To my mind “proper” plumbing uses copper tube. I’ve nothing against plastic pipework - it’s terrific stuff for quickly laying the backbone of CH systems - but it’s best hidden from view where the white, floppy, pipework and the large, knobbly, fittings can’t offend the eye.

Of course there are a few rather large problems with the alternative, copper tubing. Most of these revolve around the fact that it’s best soldered, which in turn requires a modicum of skill and risks burning down your home. Reducing your home to smouldering rubble is known within the plumbing trade as “a bad thing”... and so the heat mat was invented.
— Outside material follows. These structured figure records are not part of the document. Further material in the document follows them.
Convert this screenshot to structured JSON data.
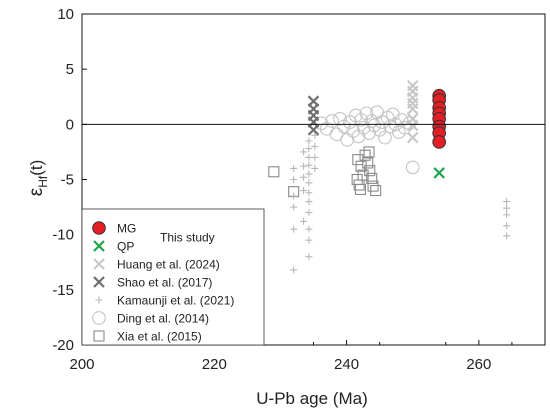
{
  "chart_data": {
    "type": "scatter",
    "xlabel": "U-Pb age (Ma)",
    "ylabel_main": "ε",
    "ylabel_sub": "Hf",
    "ylabel_tail": "(t)",
    "xlim": [
      200,
      270
    ],
    "ylim": [
      -20,
      10
    ],
    "x_ticks": [
      200,
      220,
      240,
      260
    ],
    "y_ticks": [
      10,
      5,
      0,
      -5,
      -10,
      -15,
      -20
    ],
    "x_tick_labels": [
      "200",
      "220",
      "240",
      "260"
    ],
    "y_tick_labels": [
      "10",
      "5",
      "0",
      "-5",
      "-10",
      "-15",
      "-20"
    ],
    "zero_line": 0,
    "grid": false,
    "legend_position": "bottom-left",
    "legend_note": "This study",
    "series": [
      {
        "name": "Xia et al. (2015)",
        "marker": "square",
        "color": "#8a8a8a",
        "points": [
          [
            229,
            -4.3
          ],
          [
            232,
            -6.1
          ],
          [
            241.7,
            -3.2
          ],
          [
            242.2,
            -3.8
          ],
          [
            242.5,
            -4.6
          ],
          [
            241.6,
            -5.0
          ],
          [
            241.9,
            -5.5
          ],
          [
            242.1,
            -5.9
          ],
          [
            242.8,
            -2.8
          ],
          [
            243.2,
            -3.5
          ],
          [
            243.5,
            -4.2
          ],
          [
            243.8,
            -4.9
          ],
          [
            244.0,
            -5.6
          ],
          [
            244.4,
            -6.0
          ],
          [
            243.4,
            -2.5
          ]
        ]
      },
      {
        "name": "Ding  et al. (2014)",
        "marker": "circle",
        "color": "#c4c4c4",
        "points": [
          [
            236.2,
            0.1
          ],
          [
            237,
            -0.4
          ],
          [
            237.8,
            0.3
          ],
          [
            238.5,
            -0.9
          ],
          [
            239,
            0.5
          ],
          [
            239.6,
            -0.2
          ],
          [
            240.1,
            -1.4
          ],
          [
            240.5,
            0.2
          ],
          [
            241,
            -0.6
          ],
          [
            241.4,
            0.8
          ],
          [
            241.8,
            -1.1
          ],
          [
            242.2,
            0.4
          ],
          [
            242.6,
            -0.3
          ],
          [
            243,
            1.0
          ],
          [
            243.4,
            -0.8
          ],
          [
            243.8,
            0.3
          ],
          [
            244.2,
            -0.1
          ],
          [
            244.6,
            1.1
          ],
          [
            245,
            -0.5
          ],
          [
            245.4,
            0.2
          ],
          [
            245.8,
            -1.2
          ],
          [
            246.2,
            0.6
          ],
          [
            246.6,
            -0.2
          ],
          [
            247,
            0.9
          ],
          [
            247.4,
            0.0
          ],
          [
            247.9,
            -0.7
          ],
          [
            248.3,
            0.4
          ],
          [
            248.8,
            -0.3
          ],
          [
            249.5,
            0.1
          ],
          [
            250,
            -3.9
          ]
        ]
      },
      {
        "name": "Kamaunji et al. (2021)",
        "marker": "plus",
        "color": "#b8b8b8",
        "points": [
          [
            232,
            -4.0
          ],
          [
            232,
            -5.0
          ],
          [
            232,
            -6.5
          ],
          [
            232,
            -7.5
          ],
          [
            232,
            -9.5
          ],
          [
            232,
            -13.2
          ],
          [
            233.5,
            -2.5
          ],
          [
            233.5,
            -3.8
          ],
          [
            233.5,
            -4.8
          ],
          [
            233.5,
            -6.0
          ],
          [
            233.5,
            -8.8
          ],
          [
            234.3,
            -1.5
          ],
          [
            234.3,
            -2.2
          ],
          [
            234.3,
            -3.0
          ],
          [
            234.3,
            -3.7
          ],
          [
            234.3,
            -4.5
          ],
          [
            234.3,
            -5.3
          ],
          [
            234.3,
            -6.2
          ],
          [
            234.3,
            -7.0
          ],
          [
            234.3,
            -8.0
          ],
          [
            234.3,
            -9.5
          ],
          [
            234.3,
            -10.5
          ],
          [
            234.3,
            -12.0
          ],
          [
            235.2,
            -1.0
          ],
          [
            235.2,
            -2.0
          ],
          [
            235.2,
            -3.0
          ],
          [
            235.2,
            -4.0
          ],
          [
            264.2,
            -7.0
          ],
          [
            264.2,
            -7.6
          ],
          [
            264.2,
            -8.2
          ],
          [
            264.2,
            -9.2
          ],
          [
            264.2,
            -10.1
          ]
        ]
      },
      {
        "name": "Shao et al. (2017)",
        "marker": "x",
        "color": "#6e6e6e",
        "points": [
          [
            235,
            2.1
          ],
          [
            235,
            1.4
          ],
          [
            235,
            0.8
          ],
          [
            235,
            0.2
          ],
          [
            235,
            -0.5
          ]
        ]
      },
      {
        "name": "Huang et al. (2024)",
        "marker": "x",
        "color": "#c8c8c8",
        "points": [
          [
            250,
            3.5
          ],
          [
            250,
            3.0
          ],
          [
            250,
            2.4
          ],
          [
            250,
            1.9
          ],
          [
            250,
            1.4
          ],
          [
            250,
            0.5
          ],
          [
            250,
            -0.1
          ],
          [
            250,
            -1.2
          ]
        ]
      },
      {
        "name": "QP",
        "marker": "x",
        "color": "#1aa34a",
        "points": [
          [
            254,
            0.9
          ],
          [
            254,
            0.4
          ],
          [
            254,
            -0.2
          ],
          [
            254,
            -0.6
          ],
          [
            254,
            -4.4
          ]
        ]
      },
      {
        "name": "MG",
        "marker": "filled-circle",
        "color": "#e31e24",
        "points": [
          [
            254,
            2.6
          ],
          [
            254,
            2.2
          ],
          [
            254,
            1.5
          ],
          [
            254,
            1.0
          ],
          [
            254,
            0.5
          ],
          [
            254,
            -0.2
          ],
          [
            254,
            -0.8
          ],
          [
            254,
            -1.6
          ]
        ]
      }
    ],
    "legend_entries": [
      {
        "label": "MG",
        "marker": "filled-circle",
        "color": "#e31e24"
      },
      {
        "label": "QP",
        "marker": "x",
        "color": "#1aa34a"
      },
      {
        "label": "Huang et al. (2024)",
        "marker": "x",
        "color": "#c8c8c8"
      },
      {
        "label": "Shao et al. (2017)",
        "marker": "x",
        "color": "#6e6e6e"
      },
      {
        "label": "Kamaunji et al. (2021)",
        "marker": "plus",
        "color": "#b8b8b8"
      },
      {
        "label": "Ding  et al. (2014)",
        "marker": "circle",
        "color": "#c4c4c4"
      },
      {
        "label": "Xia et al. (2015)",
        "marker": "square",
        "color": "#8a8a8a"
      }
    ]
  }
}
In the bad old days I suspect that heat mats were made of asbestos and lasted a life time – partly because they killed you early. These days they may be safer but they have the life expectancy of a Mayfly with a chesty cough, mainly because they can’t cope with direct heat. 
This is a real same because more often than not the time you really need a heat mat is when you have no choice but to aim your blowtorch directly at a flammable surface.

However there is an alternative to the heat mat, which is a spray on gel called “La-Co Cool Gel” which I’m fairly certain I failed to mention in the book - It’s only writing this up now  that I’ve realised it’s not called LL Cool Gel. Which is a shame as that is what I always ask for.

Cool Gel is known as a heat barrier spray and from what I can make out it’s basically water made firm by holding it in gel form.. and it’s superb! I wouldn’t spray into on carpets and the like – although it would probably work - but, aside from that it can be used everywhere else you might want to use a heat mat.

It’s also very handy if you have to heat up a pipe that is very close to a valve. The valves themselves often contain rubber washers which melt or deform when heated. To prevent this just spray the pipe with the cool gel between the valve and where you’re heating. The heat now travels as far at the gel where it is miraculously stopped in its tracks, preserving the valve whilst you solder your joint.

Alas, it’s not cheap but it is well worth the investment as it’s still considerably cheaper than a new home.